Through His suffering, death and resurrection, the God-Man, Jesus Christ, the Seed of the Woman, crushes the serpent’s head. The Angel of the Lord hurls the great dragon into the Abyss. The Stronger Man binds the strong man of Satan. Hell’s dominion is plundered. We no longer have any reason to hide from God (as if we could). We are set free. We, who had been the possessions of Satan, are now covered in the blood of Jesus. The strong man is himself crushed, defeated by the very tools that once defeated us. For though he once overcame humanity by a tree in the garden, this same tempter is himself overcome by a tree – the tree of the cross!

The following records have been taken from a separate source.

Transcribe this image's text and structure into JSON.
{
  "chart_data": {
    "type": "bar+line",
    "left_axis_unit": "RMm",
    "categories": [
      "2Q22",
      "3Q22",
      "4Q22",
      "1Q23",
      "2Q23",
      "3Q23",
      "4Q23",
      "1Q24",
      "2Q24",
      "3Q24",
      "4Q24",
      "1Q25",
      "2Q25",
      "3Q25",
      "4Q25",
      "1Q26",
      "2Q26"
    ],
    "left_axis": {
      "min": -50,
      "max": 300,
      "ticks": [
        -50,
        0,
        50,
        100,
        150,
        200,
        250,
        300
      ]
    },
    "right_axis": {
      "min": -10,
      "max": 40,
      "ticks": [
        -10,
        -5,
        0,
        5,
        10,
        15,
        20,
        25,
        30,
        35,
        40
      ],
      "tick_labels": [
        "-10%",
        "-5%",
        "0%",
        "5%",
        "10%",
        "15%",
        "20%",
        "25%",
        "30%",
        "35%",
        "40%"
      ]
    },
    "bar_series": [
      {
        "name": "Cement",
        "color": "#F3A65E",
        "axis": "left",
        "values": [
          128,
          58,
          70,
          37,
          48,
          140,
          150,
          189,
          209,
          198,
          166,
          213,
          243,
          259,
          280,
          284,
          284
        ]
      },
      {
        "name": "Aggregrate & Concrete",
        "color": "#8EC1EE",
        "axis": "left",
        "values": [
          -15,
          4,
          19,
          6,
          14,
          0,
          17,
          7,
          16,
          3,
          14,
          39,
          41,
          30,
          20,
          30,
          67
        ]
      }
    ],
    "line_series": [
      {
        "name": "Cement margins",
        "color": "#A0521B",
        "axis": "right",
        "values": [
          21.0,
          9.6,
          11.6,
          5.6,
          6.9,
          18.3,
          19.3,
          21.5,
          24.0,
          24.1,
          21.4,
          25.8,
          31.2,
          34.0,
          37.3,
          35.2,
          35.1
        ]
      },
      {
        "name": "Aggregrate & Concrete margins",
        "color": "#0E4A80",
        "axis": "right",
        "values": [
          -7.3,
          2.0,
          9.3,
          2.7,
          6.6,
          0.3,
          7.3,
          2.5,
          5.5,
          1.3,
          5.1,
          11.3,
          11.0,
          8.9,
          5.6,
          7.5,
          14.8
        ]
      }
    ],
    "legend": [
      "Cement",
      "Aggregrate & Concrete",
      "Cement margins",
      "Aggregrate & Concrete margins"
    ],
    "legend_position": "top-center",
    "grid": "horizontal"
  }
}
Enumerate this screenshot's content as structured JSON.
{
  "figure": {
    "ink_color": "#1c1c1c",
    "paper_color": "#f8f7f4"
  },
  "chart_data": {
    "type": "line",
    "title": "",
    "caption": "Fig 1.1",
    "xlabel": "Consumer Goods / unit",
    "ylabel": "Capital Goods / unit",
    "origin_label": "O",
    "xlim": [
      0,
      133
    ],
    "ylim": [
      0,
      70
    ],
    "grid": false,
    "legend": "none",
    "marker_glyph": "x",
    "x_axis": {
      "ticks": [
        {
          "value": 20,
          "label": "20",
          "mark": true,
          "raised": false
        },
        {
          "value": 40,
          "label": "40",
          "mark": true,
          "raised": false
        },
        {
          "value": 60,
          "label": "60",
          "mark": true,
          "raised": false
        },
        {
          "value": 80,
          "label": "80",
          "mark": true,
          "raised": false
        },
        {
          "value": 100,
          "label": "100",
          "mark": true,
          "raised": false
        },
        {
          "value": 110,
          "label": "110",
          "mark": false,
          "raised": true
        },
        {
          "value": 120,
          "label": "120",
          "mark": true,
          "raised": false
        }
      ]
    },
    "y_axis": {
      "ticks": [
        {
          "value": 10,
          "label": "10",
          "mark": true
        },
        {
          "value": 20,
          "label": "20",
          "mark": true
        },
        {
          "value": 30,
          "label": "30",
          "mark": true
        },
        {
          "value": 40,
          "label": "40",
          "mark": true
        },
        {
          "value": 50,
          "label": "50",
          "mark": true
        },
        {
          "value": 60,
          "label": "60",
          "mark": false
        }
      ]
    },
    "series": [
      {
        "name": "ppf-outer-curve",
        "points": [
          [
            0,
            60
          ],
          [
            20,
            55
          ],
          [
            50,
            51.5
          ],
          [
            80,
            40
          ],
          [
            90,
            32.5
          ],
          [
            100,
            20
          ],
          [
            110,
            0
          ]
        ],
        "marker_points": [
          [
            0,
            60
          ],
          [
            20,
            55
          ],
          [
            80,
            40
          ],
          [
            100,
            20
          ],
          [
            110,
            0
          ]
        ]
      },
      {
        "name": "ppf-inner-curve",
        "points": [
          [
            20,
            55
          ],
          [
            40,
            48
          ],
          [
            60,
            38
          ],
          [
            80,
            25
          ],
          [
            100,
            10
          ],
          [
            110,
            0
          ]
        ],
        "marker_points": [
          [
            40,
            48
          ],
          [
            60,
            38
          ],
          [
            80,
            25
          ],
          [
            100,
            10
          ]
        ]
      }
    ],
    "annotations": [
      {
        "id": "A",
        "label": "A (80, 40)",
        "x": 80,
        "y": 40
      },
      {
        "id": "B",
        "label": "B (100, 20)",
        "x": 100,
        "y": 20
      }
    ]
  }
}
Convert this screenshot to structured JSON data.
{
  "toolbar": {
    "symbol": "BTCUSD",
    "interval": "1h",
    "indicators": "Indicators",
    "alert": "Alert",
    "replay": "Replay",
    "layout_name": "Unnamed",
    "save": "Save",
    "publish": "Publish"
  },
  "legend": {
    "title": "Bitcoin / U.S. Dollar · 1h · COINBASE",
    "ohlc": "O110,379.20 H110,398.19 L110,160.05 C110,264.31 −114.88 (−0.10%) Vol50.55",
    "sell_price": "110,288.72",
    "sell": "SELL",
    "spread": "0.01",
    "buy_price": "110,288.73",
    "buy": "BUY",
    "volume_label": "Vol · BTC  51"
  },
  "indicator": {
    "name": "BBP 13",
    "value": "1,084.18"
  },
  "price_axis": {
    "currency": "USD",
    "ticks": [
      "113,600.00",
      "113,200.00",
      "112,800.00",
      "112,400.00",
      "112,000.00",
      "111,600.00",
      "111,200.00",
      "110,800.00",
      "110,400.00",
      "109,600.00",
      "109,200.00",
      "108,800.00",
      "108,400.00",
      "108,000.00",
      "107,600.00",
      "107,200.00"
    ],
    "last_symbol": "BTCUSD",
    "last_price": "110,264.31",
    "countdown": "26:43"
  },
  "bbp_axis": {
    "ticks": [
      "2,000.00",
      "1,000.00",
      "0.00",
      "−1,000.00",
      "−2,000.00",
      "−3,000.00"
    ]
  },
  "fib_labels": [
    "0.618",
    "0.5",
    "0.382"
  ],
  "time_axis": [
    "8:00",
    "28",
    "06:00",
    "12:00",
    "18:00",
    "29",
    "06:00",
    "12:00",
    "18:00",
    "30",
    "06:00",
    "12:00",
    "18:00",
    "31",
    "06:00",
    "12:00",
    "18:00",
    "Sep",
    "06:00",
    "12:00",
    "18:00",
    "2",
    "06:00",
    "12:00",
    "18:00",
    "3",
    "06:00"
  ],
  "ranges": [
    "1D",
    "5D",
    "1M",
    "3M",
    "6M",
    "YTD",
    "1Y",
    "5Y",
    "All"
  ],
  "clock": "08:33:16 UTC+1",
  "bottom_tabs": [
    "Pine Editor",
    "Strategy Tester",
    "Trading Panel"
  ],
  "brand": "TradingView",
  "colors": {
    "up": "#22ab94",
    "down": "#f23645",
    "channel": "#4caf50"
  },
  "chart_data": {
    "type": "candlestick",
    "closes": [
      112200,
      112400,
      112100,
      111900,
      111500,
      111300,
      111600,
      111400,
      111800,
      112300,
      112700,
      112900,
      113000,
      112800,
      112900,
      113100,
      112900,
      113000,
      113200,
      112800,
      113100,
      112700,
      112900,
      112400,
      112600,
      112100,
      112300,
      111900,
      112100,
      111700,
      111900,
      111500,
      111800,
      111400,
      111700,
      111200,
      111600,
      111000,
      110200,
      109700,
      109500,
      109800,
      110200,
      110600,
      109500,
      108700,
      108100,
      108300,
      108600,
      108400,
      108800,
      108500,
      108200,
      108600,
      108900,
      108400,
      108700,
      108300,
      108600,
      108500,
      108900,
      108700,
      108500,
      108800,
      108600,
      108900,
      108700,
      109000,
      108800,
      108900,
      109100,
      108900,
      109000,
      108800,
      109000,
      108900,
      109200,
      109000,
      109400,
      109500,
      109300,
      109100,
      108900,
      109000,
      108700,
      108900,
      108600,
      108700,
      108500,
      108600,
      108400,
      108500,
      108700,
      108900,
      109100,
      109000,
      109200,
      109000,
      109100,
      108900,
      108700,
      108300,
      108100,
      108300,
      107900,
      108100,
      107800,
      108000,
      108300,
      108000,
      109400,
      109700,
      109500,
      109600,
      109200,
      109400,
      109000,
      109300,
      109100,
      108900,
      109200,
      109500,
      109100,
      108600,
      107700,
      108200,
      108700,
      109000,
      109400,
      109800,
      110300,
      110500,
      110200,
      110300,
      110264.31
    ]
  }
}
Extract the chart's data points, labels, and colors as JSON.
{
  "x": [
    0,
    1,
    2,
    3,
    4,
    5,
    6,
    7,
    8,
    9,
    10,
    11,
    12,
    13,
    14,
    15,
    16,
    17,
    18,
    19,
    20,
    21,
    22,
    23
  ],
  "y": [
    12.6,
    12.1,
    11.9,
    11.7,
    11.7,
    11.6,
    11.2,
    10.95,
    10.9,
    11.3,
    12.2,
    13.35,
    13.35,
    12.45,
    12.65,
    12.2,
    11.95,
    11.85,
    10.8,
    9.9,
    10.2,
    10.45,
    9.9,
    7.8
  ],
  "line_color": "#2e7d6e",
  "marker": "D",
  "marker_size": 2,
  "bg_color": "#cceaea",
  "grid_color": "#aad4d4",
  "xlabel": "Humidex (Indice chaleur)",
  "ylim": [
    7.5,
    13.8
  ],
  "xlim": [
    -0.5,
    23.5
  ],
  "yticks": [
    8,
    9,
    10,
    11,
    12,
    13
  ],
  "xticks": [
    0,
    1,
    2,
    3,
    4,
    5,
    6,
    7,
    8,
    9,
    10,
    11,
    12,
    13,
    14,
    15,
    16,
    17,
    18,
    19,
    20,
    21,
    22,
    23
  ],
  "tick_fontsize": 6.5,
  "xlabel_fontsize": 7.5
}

As I visited our shut-in members this week, I told them the story of the elderly woman who thought she wasn’t a sinner because she was in the nursing home. Then, I asked each of them the same question I once asked her: “If this is your confession, then answer yes.” Not a single one of them said, “No.” They, like us, admit to their sin. We are living under Adam’s curse.
Thankfully, though, we are also living under Satan’s curse – which has become humanity’s blessing. When you don’t realize how sinful you are – go back to Genesis 3. When you realize how much you need a Savior from your sin – go back to Genesis 3:15. Jesus is the fulfillment of the serpent’s curse and the Father’s blessing. Because of Christ’s victory in crushing the Ancient Serpent, slaying the Great Dragon, and binding the strong man, now there is forgiveness in our broken paradise and the promise of the true paradise to come.